Final answer:
Patterns of inheritance have been studied since Mendel's pea plants experiments in the 19th century, and they encompass more than just simple Mendelian genetics. Non-Mendelian patterns like codominance, as well as other complex modes of inheritance, are now understood to play a significant role in how traits are passed on.
Step-by-step explanation:
The statement that patterns of inheritance have only recently become interesting to scientists is false. The study of inheritance patterns began with Gregor Mendel's experiments on pea plants in the 19th century. Since then, scientists have discovered that Mendelian genetics does not fully explain the complexity of inheritance. This is evident in non-Mendelian patterns such as codominance, where both alleles in a heterozygous organism are fully expressed, as in the case of black and white true-breeding mice producing gray offspring. There are also other modes of inheritance such as incomplete dominance, multiple alleles, polygenic traits, and epistasis that add to the diversity of how traits are inherited.

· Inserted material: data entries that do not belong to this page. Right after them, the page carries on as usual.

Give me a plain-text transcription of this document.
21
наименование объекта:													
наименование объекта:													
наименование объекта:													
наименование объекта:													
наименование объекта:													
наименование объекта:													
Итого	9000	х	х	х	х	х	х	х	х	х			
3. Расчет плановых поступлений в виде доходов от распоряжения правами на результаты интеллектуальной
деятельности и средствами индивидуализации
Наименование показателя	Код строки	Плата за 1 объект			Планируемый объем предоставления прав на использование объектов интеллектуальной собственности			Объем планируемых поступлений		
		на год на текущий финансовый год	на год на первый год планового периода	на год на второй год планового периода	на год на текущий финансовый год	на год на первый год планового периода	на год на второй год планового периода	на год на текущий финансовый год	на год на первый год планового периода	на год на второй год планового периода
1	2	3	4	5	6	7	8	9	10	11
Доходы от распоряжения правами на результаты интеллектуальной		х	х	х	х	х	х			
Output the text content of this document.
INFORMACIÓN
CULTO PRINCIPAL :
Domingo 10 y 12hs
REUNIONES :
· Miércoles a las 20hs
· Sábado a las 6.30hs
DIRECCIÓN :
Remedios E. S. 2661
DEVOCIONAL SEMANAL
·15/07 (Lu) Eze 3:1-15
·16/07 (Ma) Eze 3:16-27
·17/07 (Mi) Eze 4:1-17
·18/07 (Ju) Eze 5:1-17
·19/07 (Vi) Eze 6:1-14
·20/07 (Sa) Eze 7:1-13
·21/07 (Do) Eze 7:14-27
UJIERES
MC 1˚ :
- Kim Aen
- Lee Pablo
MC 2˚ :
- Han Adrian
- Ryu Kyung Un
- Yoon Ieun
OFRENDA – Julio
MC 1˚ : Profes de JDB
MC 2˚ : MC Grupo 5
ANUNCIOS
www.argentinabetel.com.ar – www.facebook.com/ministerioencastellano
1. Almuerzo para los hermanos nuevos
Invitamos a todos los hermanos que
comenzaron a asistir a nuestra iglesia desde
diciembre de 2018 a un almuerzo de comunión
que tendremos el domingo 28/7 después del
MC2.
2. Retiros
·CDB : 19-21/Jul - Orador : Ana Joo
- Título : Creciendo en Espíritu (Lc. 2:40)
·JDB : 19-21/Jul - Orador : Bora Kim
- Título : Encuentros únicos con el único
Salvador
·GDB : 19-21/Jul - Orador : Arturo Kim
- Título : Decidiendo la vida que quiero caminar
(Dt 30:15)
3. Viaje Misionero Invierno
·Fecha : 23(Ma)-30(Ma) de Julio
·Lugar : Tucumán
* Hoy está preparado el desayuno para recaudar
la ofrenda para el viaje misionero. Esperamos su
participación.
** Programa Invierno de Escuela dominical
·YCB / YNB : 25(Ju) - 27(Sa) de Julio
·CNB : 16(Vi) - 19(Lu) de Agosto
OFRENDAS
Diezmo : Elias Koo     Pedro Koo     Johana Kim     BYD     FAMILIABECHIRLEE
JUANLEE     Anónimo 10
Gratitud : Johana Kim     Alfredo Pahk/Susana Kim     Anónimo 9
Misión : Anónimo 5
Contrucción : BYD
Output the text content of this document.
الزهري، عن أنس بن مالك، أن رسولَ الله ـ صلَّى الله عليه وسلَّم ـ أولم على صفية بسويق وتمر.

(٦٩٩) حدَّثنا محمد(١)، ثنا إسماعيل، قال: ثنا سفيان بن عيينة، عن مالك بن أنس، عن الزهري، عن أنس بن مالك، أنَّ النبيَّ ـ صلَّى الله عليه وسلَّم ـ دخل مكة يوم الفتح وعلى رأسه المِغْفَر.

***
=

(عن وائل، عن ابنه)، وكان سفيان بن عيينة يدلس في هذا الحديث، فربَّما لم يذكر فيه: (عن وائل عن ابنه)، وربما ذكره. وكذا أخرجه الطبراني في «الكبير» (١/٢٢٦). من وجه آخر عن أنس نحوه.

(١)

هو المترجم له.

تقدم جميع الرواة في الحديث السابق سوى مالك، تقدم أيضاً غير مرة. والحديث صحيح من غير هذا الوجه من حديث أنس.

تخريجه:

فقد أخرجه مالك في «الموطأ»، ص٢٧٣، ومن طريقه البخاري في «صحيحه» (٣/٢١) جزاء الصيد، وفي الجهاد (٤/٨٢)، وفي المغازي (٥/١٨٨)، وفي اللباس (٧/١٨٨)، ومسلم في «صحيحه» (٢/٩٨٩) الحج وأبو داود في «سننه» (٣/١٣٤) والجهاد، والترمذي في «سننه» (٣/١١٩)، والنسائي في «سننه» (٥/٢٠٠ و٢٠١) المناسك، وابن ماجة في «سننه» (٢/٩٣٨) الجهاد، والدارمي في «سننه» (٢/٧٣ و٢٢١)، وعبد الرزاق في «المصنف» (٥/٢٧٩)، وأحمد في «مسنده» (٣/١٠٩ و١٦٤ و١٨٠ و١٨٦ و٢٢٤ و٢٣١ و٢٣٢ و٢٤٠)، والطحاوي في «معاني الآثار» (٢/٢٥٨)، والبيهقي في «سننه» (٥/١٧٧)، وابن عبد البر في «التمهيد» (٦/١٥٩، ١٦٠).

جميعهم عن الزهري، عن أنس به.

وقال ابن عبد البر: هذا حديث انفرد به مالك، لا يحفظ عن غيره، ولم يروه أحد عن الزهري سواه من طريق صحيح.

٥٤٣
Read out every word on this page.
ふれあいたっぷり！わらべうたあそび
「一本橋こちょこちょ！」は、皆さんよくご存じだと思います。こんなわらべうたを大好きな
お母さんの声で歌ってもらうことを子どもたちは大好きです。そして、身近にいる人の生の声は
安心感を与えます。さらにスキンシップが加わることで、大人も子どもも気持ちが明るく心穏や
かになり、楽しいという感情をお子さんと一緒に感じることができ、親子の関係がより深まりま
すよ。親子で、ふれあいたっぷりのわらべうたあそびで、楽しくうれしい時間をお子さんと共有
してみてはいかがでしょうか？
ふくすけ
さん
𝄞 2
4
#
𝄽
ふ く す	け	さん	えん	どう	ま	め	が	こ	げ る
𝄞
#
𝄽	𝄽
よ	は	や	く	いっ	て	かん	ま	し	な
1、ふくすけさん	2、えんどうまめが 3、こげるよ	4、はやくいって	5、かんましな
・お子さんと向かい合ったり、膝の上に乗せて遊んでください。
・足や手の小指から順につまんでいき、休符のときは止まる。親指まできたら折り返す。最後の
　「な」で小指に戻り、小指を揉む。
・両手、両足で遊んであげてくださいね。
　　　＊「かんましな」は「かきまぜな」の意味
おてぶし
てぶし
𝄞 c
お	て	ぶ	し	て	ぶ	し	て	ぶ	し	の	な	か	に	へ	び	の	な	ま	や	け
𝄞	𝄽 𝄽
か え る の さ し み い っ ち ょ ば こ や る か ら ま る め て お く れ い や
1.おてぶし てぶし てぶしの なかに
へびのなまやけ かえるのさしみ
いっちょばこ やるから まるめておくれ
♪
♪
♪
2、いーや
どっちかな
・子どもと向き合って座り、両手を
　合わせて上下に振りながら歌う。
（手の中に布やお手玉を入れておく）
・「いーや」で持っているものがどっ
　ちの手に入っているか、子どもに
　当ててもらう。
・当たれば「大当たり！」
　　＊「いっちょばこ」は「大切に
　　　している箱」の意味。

Moreover, the principle of dominance, one of the key features of Mendel's model, does not always apply. Alternatives to this model reflect our understanding of the genetic and molecular basis of inheritance. The subject also relates to developmental biology, where it's recognized that changes in genes important for embryonic development have been minimal since the divergence of various animal taxa, indicating that the concepts around inheritance have deep evolutionary significance.
The ability to explain deviations from Mendel's model, evaluate alternative scientific explanations and understand the complex inheritance patterns are essential skills as highlighted in educational objectives such as 3.A.4, 6.5, and 3.15.